By disengaging from APN now, INM could more than halve its debt to around €600 million, according to the company. In addition, the reduction in the annual interest bill would mean the disposal is more or less earnings neutral, says INM.

The final box ticked by the disposal, from an INM strategy point of view, is that it would free up resources to invest further in markets such as India and Indonesia, where the company has already established bridgeheads.

So which is it? Fire sale or opportunistic disposal?

There is no doubt that INM debts are an issue for the company. As Citi points out in its research note earlier this month, "the news that INM was considering selling its 39.1% stake in APN News Media came as a positive surprise since concerns on leverage have weighed on stock performance in recent weeks".

They also point out that there is a double effect in that the disposal means that APN's debt will no longer be consolidated into INM's accounts.

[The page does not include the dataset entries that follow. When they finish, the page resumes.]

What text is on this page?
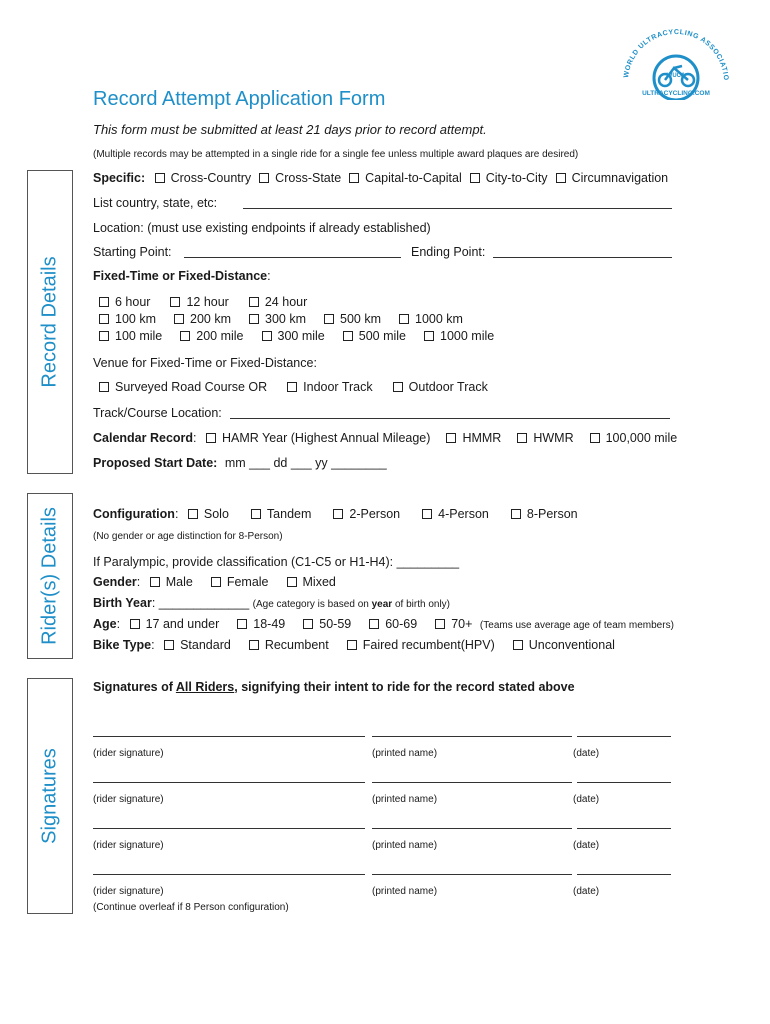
WORLD ULTRACYCLING ASSOCIATIO
WUCA
ULTRACYCLING.COM
Record Attempt Application Form
This form must be submitted at least 21 days prior to record attempt.
(Multiple records may be attempted in a single ride for a single fee unless multiple award plaques are desired)
Record Details
Rider(s) Details
Signatures
Specific: Cross-Country Cross-State Capital-to-Capital City-to-City Circumnavigation
List country, state, etc:
Location: (must use existing endpoints if already established)
Starting Point:	Ending Point:
Fixed-Time or Fixed-Distance:
6 hour	12 hour	24 hour
100 km	200 km	300 km	500 km	1000 km
100 mile	200 mile	300 mile	500 mile	1000 mile
Venue for Fixed-Time or Fixed-Distance:
Surveyed Road Course OR	Indoor Track	Outdoor Track
Track/Course Location:
Calendar Record: HAMR Year (Highest Annual Mileage)	HMMR	HWMR	100,000 mile
Proposed Start Date: mm ___ dd ___ yy ________
Configuration: Solo	Tandem	2-Person	4-Person	8-Person
(No gender or age distinction for 8-Person)
If Paralympic, provide classification (C1-C5 or H1-H4): _________
Gender: Male	Female	Mixed
Birth Year: _____________ (Age category is based on year of birth only)
Age: 17 and under	18-49	50-59	60-69	70+ (Teams use average age of team members)
Bike Type: Standard	Recumbent	Faired recumbent(HPV)	Unconventional
Signatures of All Riders, signifying their intent to ride for the record stated above
(rider signature)	(printed name)	(date)
(rider signature)	(printed name)	(date)
(rider signature)	(printed name)	(date)
(rider signature)	(printed name)	(date)
(Continue overleaf if 8 Person configuration)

Over the years, the consolidation of APN into the INM accounts has served to make the company look bigger and stronger than it actually was, but in the current climate the consolidation is a liability.

And, crucially, any disposal will be completed ahead of the May 2009 deadline for the redemption of a €300 million bond.

Citi also take the view that the company will have to continue to reduce its borrowings in the coming months, even if it disposes of its APN stake. This will involve reducing the dividend and curtailing expansion.

There are also a couple of unanswered questions which might help to put the proposal in some perspective.

The first is the rather nebulous timeframe that is suggested for the disposal. If, as we have been told, there are a number of creditable expressions of interest, then a deal might be expected sooner rather than later.

There is plenty of speculation in the Australian press about who might be interested, but as yet no buyer, and no one expects a deal before the end of the year.

But the counter-argument here is that any disposal of INM's stake in APN could trigger a full bid for the business and, as a result, it is something that has to proceed in a measured fashion.

This leads to the other question, which is what would happen if it turns out not to be possible to engineer a sale of APN. This cannot be discounted, as the APN board showed last year when it put the kibosh on the leveraged buyout.

If this happens, INM will have to find another way to pay down its debts. And, while other disposals are possible, the prospect of a need for a rights issue cannot be discounted.

And that is something INM would want to avoid, as it could significantly alter the balance of power between O'Reilly and Denis O'Brien, who owns 26 per cent of the group and has made no secret of his ambition to wrest control.

The relative financial fire-power of the two men could then become a decisive factor in determining whether or not they can avoid dilution, or even increase their stake.

Your view on that informs how desperate you think INM is to dispose of its interest in APN.